Anziché essere H20, si tratta di THO. In altre parole, nell'acqua è presente un elemento più pesante che è il trizio, un isotopo radioattivo dell'idrogeno il cui nucleo è costituito da un protone e due neutroni. Ecco perchè il suo numero di massa è 3. Ora, radioattivo non significa di per sé pericoloso. Certo, non è da bere quell'acqua né si può disperdere a terra in un'area limitata. L'unica strada percorribile è rilasciarla nell'oceano, che è radioattivo già di suo.
In che senso l'oceano è radioattivo?
Tutto il pianeta è radioattivo. Anche il corpo umano, in particolare per via del potassio-40, che è un isotopo del potassio, ossia di un macronutriente indispensabile per il nostro organismo. Uno strumento come il contatore Geiger è in grado di misurare le radiazioni ionizzanti emesse da ogni singolo atomo che decade. Il punto centrale è questo: come ho avuto modo di evidenziare in un post pubblicato su Scientificast, stiamo parlando di quantità non pericolose e di numeri estremamente piccoli, soprattutto in rapporto a tutti gli elementi radioattivi disciolti presenti naturalmente in un'area immensa come quella dell'oceano Pacifico.
Morale della favola: non c'è da preoccuparsi?
Non c'è affatto da preoccuparsi. Se non ho sbagliato i miei calcoli, stiamo parlando di una parte per 7 milioni circa. In altre parole, per 7 milioni di elementi radioattivi presenti nell'oceano Pacifico, tutta Fukushima vale uno.

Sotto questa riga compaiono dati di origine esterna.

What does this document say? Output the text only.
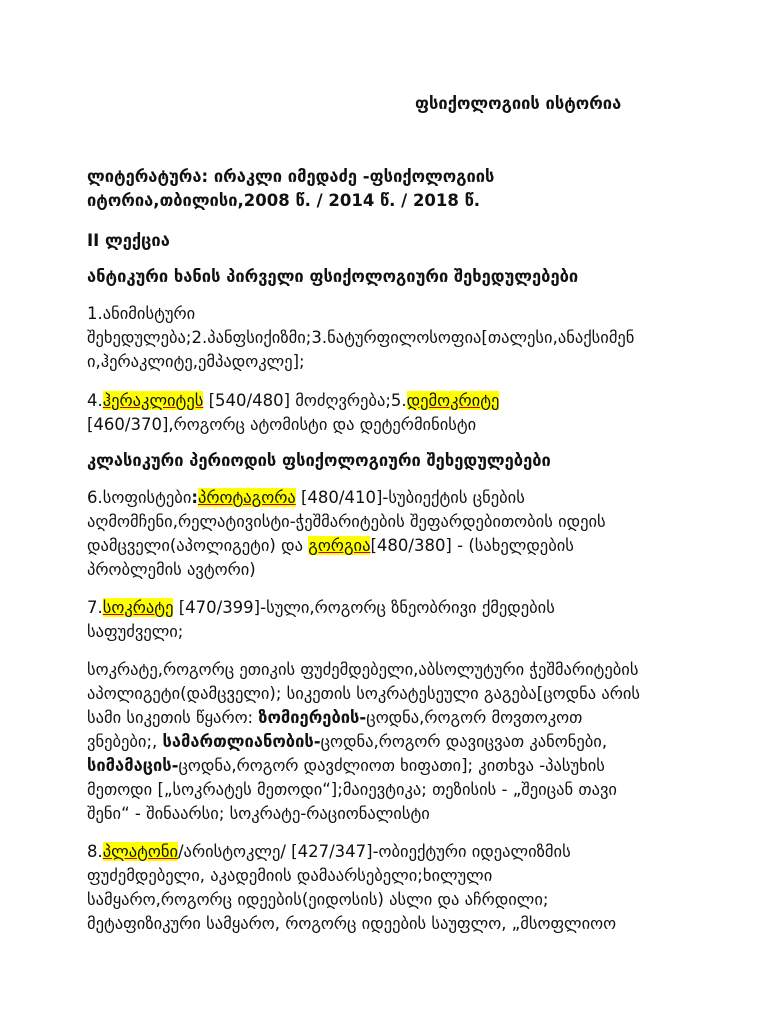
ფსიქოლოგიის ისტორია

ლიტერატურა: ირაკლი იმედაძე -ფსიქოლოგიის

იტორია,თბილისი,2008 წ. / 2014 წ. / 2018 წ.

II ლექცია

ანტიკური ხანის პირველი ფსიქოლოგიური შეხედულებები

1.ანიმისტური

შეხედულება;2.პანფსიქიზმი;3.ნატურფილოსოფია[თალესი,ანაქსიმენ

ი,ჰერაკლიტე,ემპადოკლე];

4.ჰერაკლიტეს [540/480] მოძღვრება;5.დემოკრიტე

[460/370],როგორც ატომისტი და დეტერმინისტი

კლასიკური პერიოდის ფსიქოლოგიური შეხედულებები

6.სოფისტები:პროტაგორა [480/410]-სუბიექტის ცნების

აღმომჩენი,რელატივისტი-ჭეშმარიტების შეფარდებითობის იდეის

დამცველი(აპოლიგეტი) და გორგია[480/380] - (სახელდების

პრობლემის ავტორი)

7.სოკრატე [470/399]-სული,როგორც ზნეობრივი ქმედების

საფუძველი;

სოკრატე,როგორც ეთიკის ფუძემდებელი,აბსოლუტური ჭეშმარიტების

აპოლიგეტი(დამცველი); სიკეთის სოკრატესეული გაგება[ცოდნა არის

სამი სიკეთის წყარო: ზომიერების-ცოდნა,როგორ მოვთოკოთ

ვნებები;, სამართლიანობის-ცოდნა,როგორ დავიცვათ კანონები,

სიმამაცის-ცოდნა,როგორ დავძლიოთ ხიფათი]; კითხვა -პასუხის

მეთოდი [„სოკრატეს მეთოდი“];მაიევტიკა; თეზისის - „შეიცან თავი

შენი“ - შინაარსი; სოკრატე-რაციონალისტი

8.პლატონი/არისტოკლე/ [427/347]-ობიექტური იდეალიზმის

ფუძემდებელი, აკადემიის დამაარსებელი;ხილული

სამყარო,როგორც იდეების(ეიდოსის) ასლი და აჩრდილი;

მეტაფიზიკური სამყარო, როგორც იდეების საუფლო, „მსოფლიოო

È come avere in una cassaforte 7 milioni di euro e aggiungere una moneta di un euro. Attenzione, però: l'operazione va fatta bene. Per il principio di precauzione, non si deve buttare tutta insieme quell'acqua contaminata nello stesso punto e nello stesso momento.
Come si spiegano allora le proteste?
Dietro a quelle di Cina e Corea del Sud mi sentirei di dire che ci siano per lo più motivi politici. I pescatori invece sono giustamente preoccupati per il danno economico: dopo una notizia del genere, chi comprerebbe il "pesce di Fukushima"?
E che cosa risponderebbe a chi sostiene che il Giappone si sia limitato a scegliere l'opzione più economica?
Partiamo dal presupposto che idealmente nessuno dovrebbe disperdere niente nell'ambiente. Si è parlato anche di fare evaporare l'acqua contaminata di Fukushima. A parte che servirebbe un'enorme quantità di energia per scaldare oltre un milione di tonnellate di acqua contenente trizio, ma è meglio disperderla in mare che nell'aria, che è molto meno densa. Di certo, non è una soluzione continuare ad aspettare. La scelta di rilasciare nell'oceano quell'acqua è il male minore, e le conseguenze per l'ambiente e per la salute non devono preoccupare.